Se llama José Luis Palacio Velásquez y desde que abrió su negocio de arreglar las cosas que no tienen arreglo y de vender cuanta clase de chócoros y aparatos eléctricos que necesitan sus clientes, se volvió un referente para un sector de la comunidad porque lo mismo da su opinión sobre un partido de fútbol, que sobre política o de cualquier otro asunto, incluso el religioso al que a más de uno le despierta curiosidad porque él mismo se considera ateo.
Con el paso del tiempo supe que era el hijo número doce de una familia de 24 hermanos; que nació en Bello un 21 de junio del año cincuenta y pico, pero no me dijo si era de loro o de cacatúa. Cumplidos sus primeros diez años desertó de la casa paterna con rumbo desconocido.
Aterrizó en el clásico sector del centro de Medellín que para ese entonces gozaba de toda la fama mundial y cuyo nombre formal es Guayaquil, pero para los más confianzudos, como en su caso, le decían “Guayaco”, un sector con abundantes negocios para todos los gustos desde bares, cantinas, restaurantes, hospedajes de mala conducta, plaza de mercado conocida como el Pedrero y rateros de toda calaña y condiciones. Pues fue allí en donde dio sus primeros pasos en materia de improvisar sobre cualquier cosa que hubiera que hacer para ganarse el pan diario de manera honrada, me contó en su momento.
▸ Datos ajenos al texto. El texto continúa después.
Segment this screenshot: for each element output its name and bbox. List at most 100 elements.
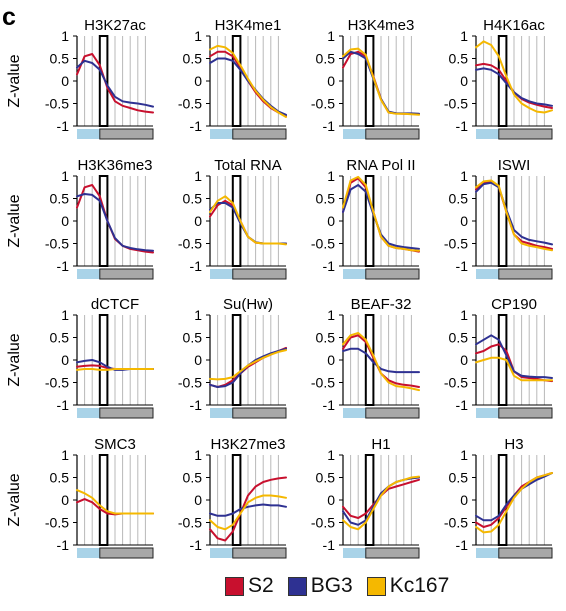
domain-bar-inside [210,548,233,558]
series-line-bg3 [475,181,553,246]
series-line-kc167 [475,356,553,382]
legend-swatch-kc167 [366,576,386,596]
y-tick-label: -0.5 [444,96,468,112]
series-line-kc167 [342,47,420,116]
y-tick-label: 1 [327,28,335,44]
boundary-box [231,454,242,546]
y-tick-label: -0.5 [444,236,468,252]
series-line-kc167 [76,489,154,515]
domain-bar-outside [498,547,553,559]
y-tick-label: -0.5 [178,515,202,531]
y-tick-label: 1 [194,28,202,44]
series-line-kc167 [342,475,420,531]
boundary-box [231,35,242,127]
y-tick-label: 0.5 [183,51,203,67]
series-line-bg3 [475,334,553,379]
domain-bar-outside [99,268,154,280]
panel-letter: c [2,3,16,31]
panel-title: dCTCF [91,296,139,313]
domain-bar-inside [476,129,499,139]
y-tick-label: 0 [327,73,335,89]
y-tick-label: 1 [194,307,202,323]
y-tick-label: 0.5 [50,470,70,486]
y-tick-label: 0.5 [183,330,203,346]
panel-title: H3K27me3 [210,436,285,453]
y-tick-label: 0 [61,352,69,368]
series-line-kc167 [209,349,287,381]
series-line-s2 [209,476,287,542]
y-tick-label: 0 [460,352,468,368]
y-tick-label: -1 [57,537,70,553]
y-tick-label: 1 [460,307,468,323]
legend-item-s2: S2 [225,574,274,598]
domain-bar-inside [210,408,233,418]
domain-bar-inside [77,408,100,418]
domain-bar-inside [77,269,100,279]
y-tick-label: 0 [327,492,335,508]
panel-h3k36me3: H3K36me3 1 0.5 0 -0.5 -1 Z-value [6,157,154,280]
panel-h3: H3 1 0.5 0 -0.5 -1 [444,436,553,559]
y-tick-label: 0.5 [50,330,70,346]
panel-h4k16ac: H4K16ac 1 0.5 0 -0.5 -1 [444,17,553,140]
boundary-box [98,454,109,546]
y-axis-label: Z-value [6,194,23,247]
y-tick-label: 0 [194,213,202,229]
series-line-kc167 [475,40,553,114]
panel-h3k27ac: H3K27ac 1 0.5 0 -0.5 -1 Z-value [6,17,154,140]
legend: S2 BG3 Kc167 [225,574,449,598]
domain-bar-outside [498,128,553,140]
legend-label-kc167: Kc167 [389,574,450,597]
series-line-kc167 [209,44,287,118]
y-tick-label: 0.5 [183,191,203,207]
series-line-bg3 [76,59,154,108]
y-tick-label: -1 [57,397,70,413]
boundary-box [231,314,242,406]
y-tick-label: -1 [323,397,336,413]
y-tick-label: 1 [327,307,335,323]
y-tick-label: 1 [460,447,468,463]
y-tick-label: -1 [57,118,70,134]
y-tick-label: 0.5 [183,470,203,486]
y-tick-label: -0.5 [178,236,202,252]
panel-title: Su(Hw) [223,296,273,313]
domain-bar-outside [498,268,553,280]
panel-su-hw: Su(Hw) 1 0.5 0 -0.5 -1 [178,296,287,419]
domain-bar-inside [476,408,499,418]
domain-bar-outside [232,407,287,419]
boundary-box [98,175,109,267]
boundary-box [98,314,109,406]
y-tick-label: -1 [323,118,336,134]
y-tick-label: 0 [460,213,468,229]
domain-bar-inside [476,269,499,279]
y-tick-label: -1 [456,537,469,553]
panel-title: H3K4me3 [348,17,415,34]
panel-h3k4me3: H3K4me3 1 0.5 0 -0.5 -1 [311,17,420,140]
panel-total-rna: Total RNA 1 0.5 0 -0.5 -1 [178,157,287,280]
y-axis-label: Z-value [6,54,23,107]
y-tick-label: 0 [327,213,335,229]
domain-bar-inside [476,548,499,558]
y-tick-label: 1 [61,28,69,44]
y-tick-label: 1 [194,447,202,463]
panel-title: H3K27ac [84,17,146,34]
y-tick-label: -0.5 [178,375,202,391]
panel-title: H3K4me1 [215,17,282,34]
y-tick-label: -0.5 [444,515,468,531]
y-tick-label: -0.5 [311,96,335,112]
y-tick-label: 0 [194,492,202,508]
y-tick-label: 1 [194,168,202,184]
panel-title: H3K36me3 [77,157,152,174]
domain-bar-outside [365,268,420,280]
panel-h3k4me1: H3K4me1 1 0.5 0 -0.5 -1 [178,17,287,140]
legend-swatch-s2 [225,576,244,596]
y-axis-label: Z-value [6,333,23,386]
domain-bar-outside [365,547,420,559]
domain-bar-inside [210,269,233,279]
panel-h3k27me3: H3K27me3 1 0.5 0 -0.5 -1 [178,436,287,559]
panel-title: Total RNA [214,157,282,174]
series-line-bg3 [342,347,420,374]
panel-iswi: ISWI 1 0.5 0 -0.5 -1 [444,157,553,280]
series-line-kc167 [475,179,553,252]
legend-swatch-bg3 [287,576,307,596]
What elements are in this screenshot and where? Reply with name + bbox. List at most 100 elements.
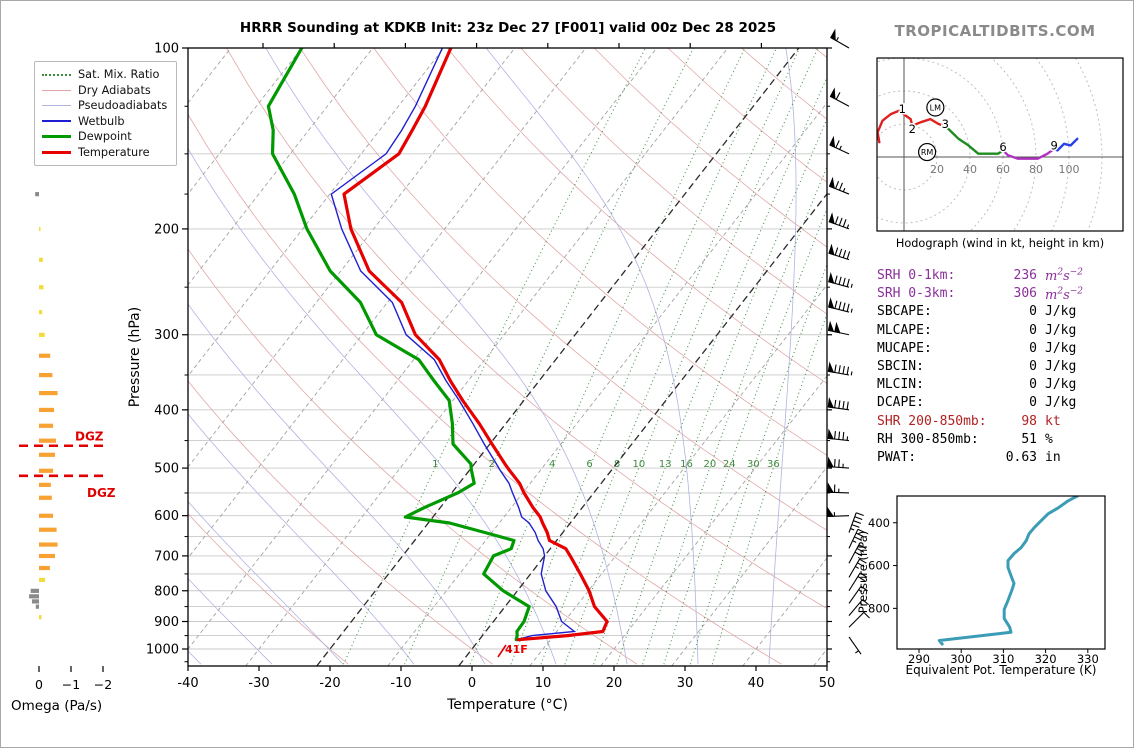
barb-full <box>842 302 846 311</box>
hodograph-tick-label: 80 <box>1029 163 1043 176</box>
thetae-line <box>937 496 1079 646</box>
mixing-ratio-label: 20 <box>703 459 716 470</box>
stat-label: SHR 200-850mb: <box>877 413 987 429</box>
barb-full <box>851 524 860 528</box>
hodograph-tick-label: 60 <box>996 163 1010 176</box>
wind-barb <box>827 456 850 469</box>
wind-barb <box>848 636 862 655</box>
wind-barb <box>827 482 850 494</box>
barb-full <box>854 536 862 541</box>
wind-barb <box>827 320 850 336</box>
thetae-x-tick-label: 300 <box>950 652 972 666</box>
barb-flag <box>827 297 835 309</box>
omega-bar <box>39 542 58 547</box>
omega-bar <box>39 423 54 428</box>
omega-tick-label: −2 <box>94 677 112 692</box>
isotherm <box>387 102 827 666</box>
stat-row: SRH 0-1km: 236 m2s−2 <box>875 268 1090 286</box>
skewt-frame <box>187 47 828 667</box>
barb-half <box>850 371 853 376</box>
barb-flag <box>827 506 835 517</box>
omega-bar <box>39 452 55 457</box>
barb-full <box>862 599 869 606</box>
y-tick-label: 300 <box>154 328 179 343</box>
pressure-axis-label: Pressure (hPa) <box>127 306 143 408</box>
mixing-ratio-label: 13 <box>659 459 672 470</box>
stat-row: MLCAPE: 0 J/kg <box>875 323 1090 341</box>
isotherm <box>458 192 827 666</box>
barb-half <box>850 308 853 313</box>
mixing-ratio-label: 10 <box>633 459 646 470</box>
hodograph-tick-label: 100 <box>1059 163 1080 176</box>
storm-motion-label: LM <box>930 104 941 113</box>
hodograph-tick-label: 20 <box>930 163 944 176</box>
x-tick-label: 0 <box>468 676 476 691</box>
stat-row: RH 300-850mb: 51% <box>875 432 1090 450</box>
isotherm <box>245 48 729 666</box>
wind-barb <box>827 506 850 517</box>
stat-label: SBCAPE: <box>877 304 932 320</box>
barb-staff <box>848 512 857 533</box>
barb-half <box>839 145 842 150</box>
dry-adiabat <box>188 113 782 665</box>
y-tick-label: 200 <box>154 222 179 237</box>
wind-barb <box>848 599 869 616</box>
mixing-ratio-line <box>593 76 827 665</box>
omega-axis-label: Omega (Pa/s) <box>11 698 103 714</box>
skewt-profiles <box>266 48 609 642</box>
barb-full <box>833 459 836 468</box>
barb-flag <box>829 135 836 148</box>
legend-item-label: Sat. Mix. Ratio <box>78 68 160 82</box>
stat-unit: J/kg <box>1045 304 1077 320</box>
barb-full <box>863 611 870 619</box>
stat-unit: J/kg <box>1045 358 1077 374</box>
mixing-ratio-label: 30 <box>747 459 760 470</box>
mixing-ratio-line <box>540 48 801 665</box>
barb-flag <box>829 87 836 100</box>
omega-bar <box>39 495 52 500</box>
barb-staff <box>848 585 862 604</box>
barb-half <box>846 224 850 229</box>
stat-unit: % <box>1045 431 1053 447</box>
hodograph-plot: 20 40 60 80 100 12 3 6 9 LM RM <box>877 58 1123 231</box>
barb-flag <box>827 361 835 373</box>
stat-unit: m2s−2 <box>1045 286 1084 303</box>
barb-full <box>834 247 839 256</box>
x-tick-label: -10 <box>390 676 411 691</box>
hodograph-trace-9km+ <box>1052 137 1079 152</box>
pseudoadiabat <box>188 413 415 665</box>
stat-row: MUCAPE: 0 J/kg <box>875 341 1090 359</box>
hodograph-frame <box>876 57 1124 232</box>
y-tick-label: 400 <box>154 403 179 418</box>
hodograph-trace-3-6km <box>942 124 1005 155</box>
barb-flag <box>828 212 835 225</box>
legend-item-label: Wetbulb <box>78 114 125 128</box>
legend-item-label: Pseudoadiabats <box>78 99 168 113</box>
stat-row: PWAT: 0.63 in <box>875 450 1090 468</box>
hodograph-height-label: 3 <box>942 117 949 131</box>
stat-label: DCAPE: <box>877 395 924 411</box>
dgz-label: DGZ <box>87 486 116 500</box>
x-tick-label: 50 <box>819 676 836 691</box>
barb-half <box>859 602 864 606</box>
stat-value: 0 <box>1029 395 1037 411</box>
barb-staff <box>848 544 860 564</box>
pseudoadiabat <box>265 48 628 665</box>
omega-bar <box>30 588 39 593</box>
pseudoadiabat <box>768 48 797 665</box>
barb-full <box>834 216 839 225</box>
pseudoadiabat <box>188 303 486 665</box>
omega-bar <box>39 527 57 532</box>
barb-full <box>838 431 841 440</box>
barb-full <box>838 248 843 257</box>
barb-half <box>858 589 863 593</box>
barb-staff <box>848 529 859 549</box>
barb-full <box>859 572 868 578</box>
barb-full <box>853 520 862 524</box>
omega-bar <box>39 482 51 487</box>
thetae-x-tick-label: 290 <box>908 652 930 666</box>
mixing-ratio-label: 6 <box>586 459 592 470</box>
barb-full <box>838 400 841 409</box>
y-tick-label: 500 <box>154 462 179 477</box>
De su apodo me dijo que se lo consiguió por los lados del municipio de Santa Rosa de Osos, en donde dio en el clavo cuando consiguió que mucha gente dejara de utilizar los fogones de leña por los de ACPM (Aceite Combustible Para Motores), los mismos en donde salen día y noche los pandequesos que son la huella digital de este lugar. Un observador de nombre Martín Arroyave, a quien le causó admiración verlo sacar cosas como de la nada fue el que le encasquetó su segundo nombre y quizá el único por el que todos lo conocemos desde hace rato en El Bagre y le puso el remoquete de Sabelotodo.
Por eso en su aviso promocional, puesto al ingresar al negocio, dice de esta forma y manera: “Almacén y Taller Sabelotodo, primer piso del Sindicato de Trabajadores de Mineros s.a. Avenida La Juventud. Reparamos todo tipo de electrodomésticos y fabricamos bafles y amplificadores; estufas industriales, antenas y lo relacionado con el ramo de la electricidad y la energía solar”.
Con su cuota diaria de brandy, porque para eso es que trabaja me dijo alguna vez, y con no meterse en problemas ajenos, salvo cuando hablan mal de su equipo de fútbol, José Luis es un personaje a pesar de que la que sabemos me reprendió por la sencilla razón de que no puede ser una buena amistad alguien que se declara ateo.- Y yo le dije, quizá es ateo gracias a Dios.